Sebuah Perahu
:redovan jamil
dan kau pun
menjelma perahu yang siap menyusuri
sungai sampai jauh ke selat.
mengabari ikan-ikan dan pohon-pohon
yang tumbuh di tepian bahwa tiap kembara
akan merindukankan cerita-cerita
dari kampung halaman
tanpa sekali pun lupa jalan pulang.
kau menulis berpuluh-puluh sajak
mengisahkan bagaimana sepasang lenganmu
memeluk kota-kota jauh
dan pasar-pasar yang sibuk.
juga mengemas tiap potongan langit yang mekar
seperti bunga seroja dari pagi ke pagi yang lain.
jamil, pada suatu ketika nanti
barangkali ombak sedang tidak baik.
musim hujan merengkuh badai lebih besar
dan kau oleng, berkali-kali nyaris karam.
tetaplah teguh seperti bambu-bambu
yang tumbuh di tanah kelahiran.
Kamar Alegori, Juni 2020
Kenangan Tidak Menua
meski waktu di antara kita kian menipis
dan jarak tempuh makin membentang
aku tidak sekali pun berpikir untuk melupakanmu.
sebab kenangan tidak pernah menua
walau tatap kita telah raib entah ke mana
meninggalkan rindu yang selalu terhidang di meja.
aku selalu membiarkan semua ingatan itu
tumbuh seperti bunga-bunga seruni di pekarangan
tempatku melepas resah dan rasa ingin bertemu.
Kamar Alegori, Juni 2020
Catatan Rindu
bukankah kita telah melewati pekan-pekan
yang sulit di musim kering, ketika kita begitu
berharap hujan turun tepat waktu untuk menghapus
semua perasaan yang mulai asing dan berdebu?
kita pernah menjelma sepasang kursi kayu.

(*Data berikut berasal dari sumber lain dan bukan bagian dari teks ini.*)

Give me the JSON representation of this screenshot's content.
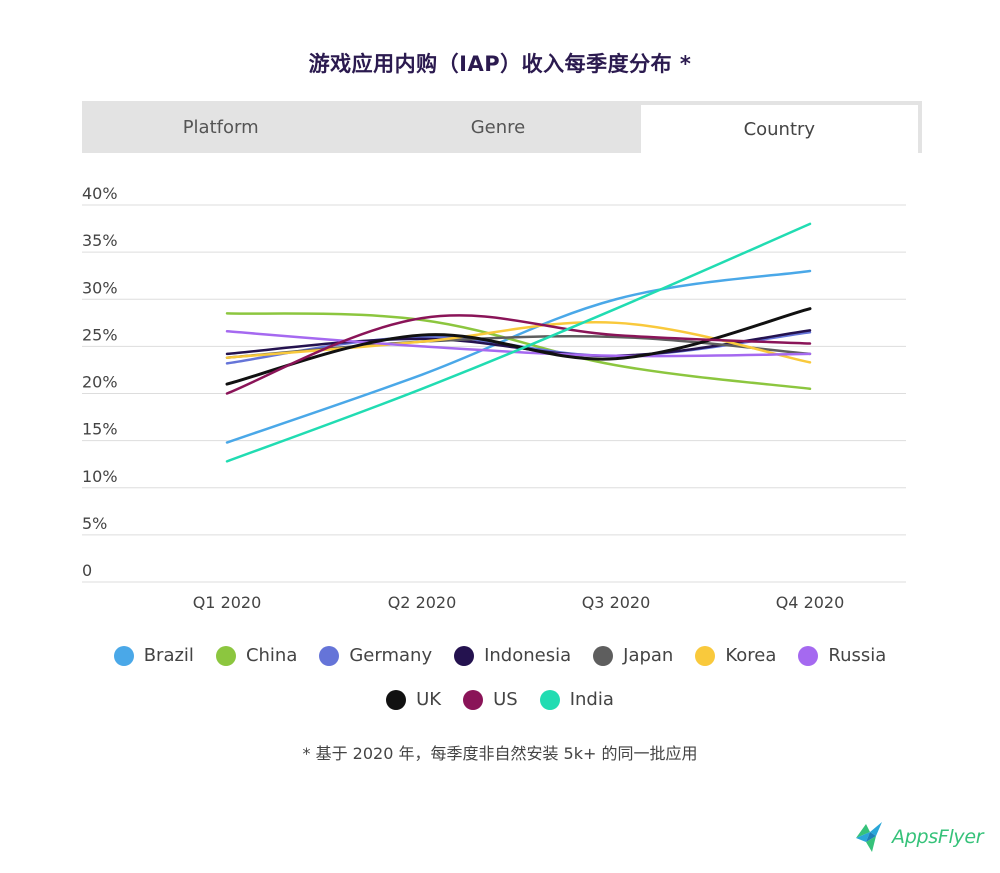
{
  "title": "游戏应用内购（IAP）收入每季度分布 *",
  "tabs": [
    {
      "label": "Platform",
      "active": false
    },
    {
      "label": "Genre",
      "active": false
    },
    {
      "label": "Country",
      "active": true
    }
  ],
  "chart_data": {
    "type": "line",
    "categories": [
      "Q1 2020",
      "Q2 2020",
      "Q3 2020",
      "Q4 2020"
    ],
    "yticks": [
      "0",
      "5%",
      "10%",
      "15%",
      "20%",
      "25%",
      "30%",
      "35%",
      "40%"
    ],
    "ylim": [
      0,
      40
    ],
    "series": [
      {
        "name": "Brazil",
        "color": "#4aa8e8",
        "values": [
          14.8,
          22.0,
          30.0,
          33.0
        ]
      },
      {
        "name": "China",
        "color": "#8cc63f",
        "values": [
          28.5,
          27.8,
          23.0,
          20.5
        ]
      },
      {
        "name": "Germany",
        "color": "#6574d8",
        "values": [
          23.2,
          26.0,
          24.0,
          26.5
        ]
      },
      {
        "name": "Indonesia",
        "color": "#24124f",
        "values": [
          24.2,
          25.8,
          24.0,
          26.7
        ]
      },
      {
        "name": "Japan",
        "color": "#5e5e5e",
        "values": [
          23.8,
          25.5,
          26.0,
          24.2
        ]
      },
      {
        "name": "Korea",
        "color": "#f9c93c",
        "values": [
          23.8,
          25.5,
          27.5,
          23.3
        ]
      },
      {
        "name": "Russia",
        "color": "#a569f0",
        "values": [
          26.6,
          25.0,
          24.0,
          24.2
        ]
      },
      {
        "name": "UK",
        "color": "#111111",
        "values": [
          21.0,
          26.2,
          23.7,
          29.0
        ]
      },
      {
        "name": "US",
        "color": "#8a1458",
        "values": [
          20.0,
          28.0,
          26.2,
          25.3
        ]
      },
      {
        "name": "India",
        "color": "#21dcb2",
        "values": [
          12.8,
          20.5,
          29.0,
          38.0
        ]
      }
    ]
  },
  "footnote": "* 基于 2020 年，每季度非自然安装 5k+ 的同一批应用",
  "logo": {
    "text": "AppsFlyer",
    "color": "#36c27a"
  }
}
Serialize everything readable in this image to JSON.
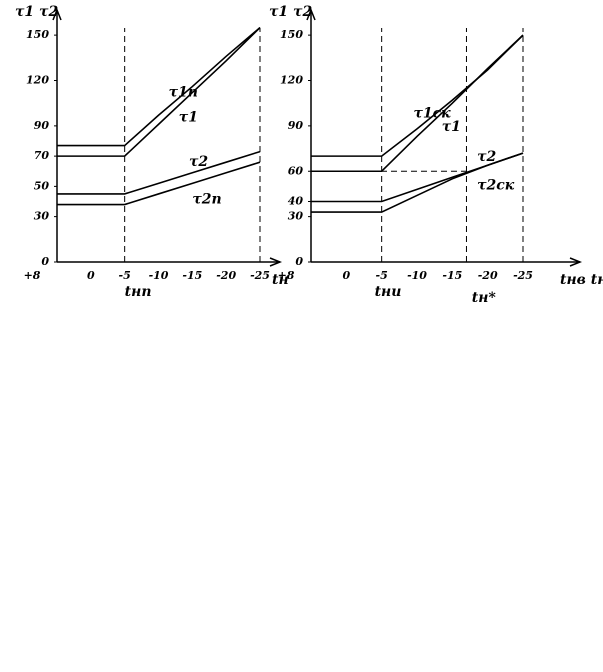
{
  "chart_data": [
    {
      "type": "line",
      "y_label": "τ1 τ2",
      "x_label": "tн",
      "categories": [
        "+8",
        "0",
        "-5",
        "-10",
        "-15",
        "-20",
        "-25"
      ],
      "ylim": [
        0,
        160
      ],
      "yticks": [
        0,
        30,
        50,
        70,
        90,
        120,
        150
      ],
      "series": [
        {
          "name": "τ1п",
          "color": "#000000",
          "values": [
            77,
            77,
            77,
            97,
            116,
            136,
            155
          ]
        },
        {
          "name": "τ1",
          "color": "#000000",
          "values": [
            70,
            70,
            70,
            91,
            112,
            133,
            155
          ]
        },
        {
          "name": "τ2",
          "color": "#000000",
          "values": [
            45,
            45,
            45,
            52,
            59,
            66,
            73
          ]
        },
        {
          "name": "τ2п",
          "color": "#000000",
          "values": [
            38,
            38,
            38,
            45,
            52,
            59,
            66
          ]
        }
      ],
      "annotations": [
        "tнп"
      ]
    },
    {
      "type": "line",
      "y_label": "τ1 τ2",
      "x_label": "tнв tн",
      "categories": [
        "+8",
        "0",
        "-5",
        "-10",
        "-15",
        "-20",
        "-25"
      ],
      "ylim": [
        0,
        160
      ],
      "yticks": [
        0,
        30,
        40,
        60,
        90,
        120,
        150
      ],
      "series": [
        {
          "name": "τ1ск",
          "color": "#000000",
          "values": [
            70,
            70,
            70,
            88,
            107,
            127,
            150
          ]
        },
        {
          "name": "τ1",
          "color": "#000000",
          "values": [
            60,
            60,
            60,
            83,
            105,
            128,
            150
          ]
        },
        {
          "name": "τ2",
          "color": "#000000",
          "values": [
            40,
            40,
            40,
            48,
            56,
            64,
            72
          ]
        },
        {
          "name": "τ2ск",
          "color": "#000000",
          "values": [
            33,
            33,
            33,
            44,
            55,
            64,
            72
          ]
        }
      ],
      "annotations": [
        "tни",
        "tн*"
      ]
    }
  ]
}
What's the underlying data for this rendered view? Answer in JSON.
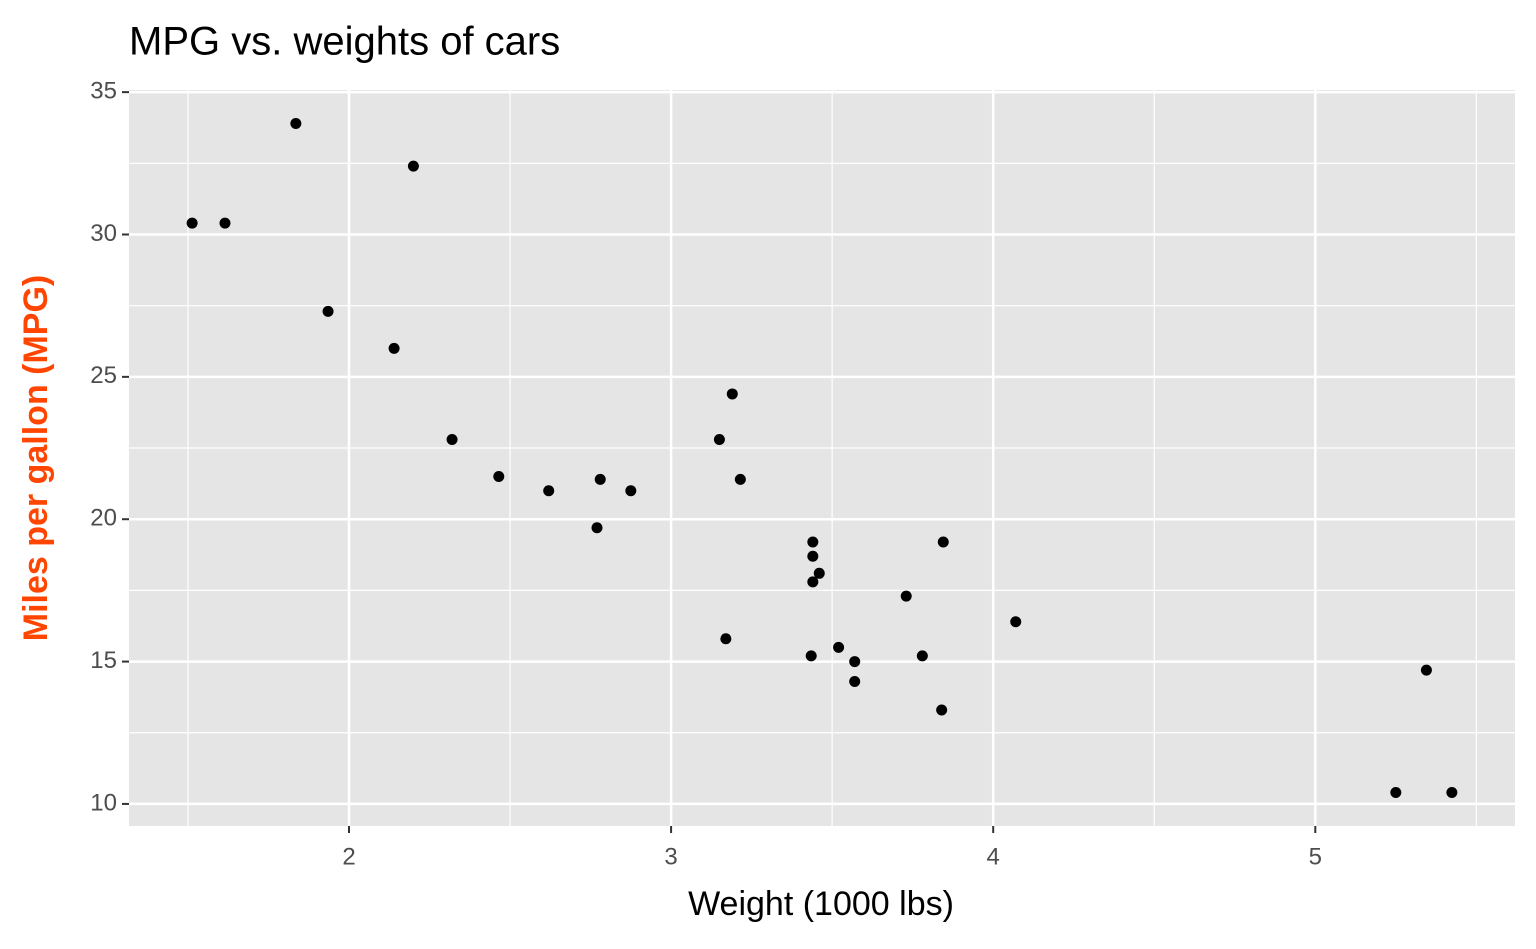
{
  "chart_data": {
    "type": "scatter",
    "title": "MPG vs. weights of cars",
    "x_label": "Weight (1000 lbs)",
    "y_label": "Miles per gallon (MPG)",
    "y_label_color": "#ff4500",
    "color": "#000000",
    "panel_color": "#e5e5e5",
    "grid": true,
    "x": [
      2.62,
      2.875,
      2.32,
      3.215,
      3.44,
      3.46,
      3.57,
      3.19,
      3.15,
      3.44,
      3.44,
      4.07,
      3.73,
      3.78,
      5.25,
      5.424,
      5.345,
      2.2,
      1.615,
      1.835,
      2.465,
      3.52,
      3.435,
      3.84,
      3.845,
      1.935,
      2.14,
      1.513,
      3.17,
      2.77,
      3.57,
      2.78
    ],
    "values": [
      21.0,
      21.0,
      22.8,
      21.4,
      18.7,
      18.1,
      14.3,
      24.4,
      22.8,
      19.2,
      17.8,
      16.4,
      17.3,
      15.2,
      10.4,
      10.4,
      14.7,
      32.4,
      30.4,
      33.9,
      21.5,
      15.5,
      15.2,
      13.3,
      19.2,
      27.3,
      26.0,
      30.4,
      15.8,
      19.7,
      15.0,
      21.4
    ],
    "xlim": [
      1.317,
      5.62
    ],
    "ylim": [
      9.225,
      35.075
    ],
    "xticks": [
      2,
      3,
      4,
      5
    ],
    "yticks": [
      10,
      15,
      20,
      25,
      30,
      35
    ],
    "x_minor_ticks": [
      1.5,
      2.5,
      3.5,
      4.5,
      5.5
    ],
    "y_minor_ticks": [
      12.5,
      17.5,
      22.5,
      27.5,
      32.5
    ]
  }
}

diam menghadap ke barat untuk menyerap
ketenangan langit senja lalu menggantungnya
di dinding ruang tengah sebagai suvenir
perjalanan perasaan kita kala itu.
tidakkah kau mampu mengingat itu
dengan baik, meski dua keping puzzle
kenangan terjatuh di suatu tempat, dan kita
tahu itu di mana. atau tidak bisakah
kita berpura-pura saja bahwa kita memang
sudah ditakdirkan berada pada satu garis yang sama?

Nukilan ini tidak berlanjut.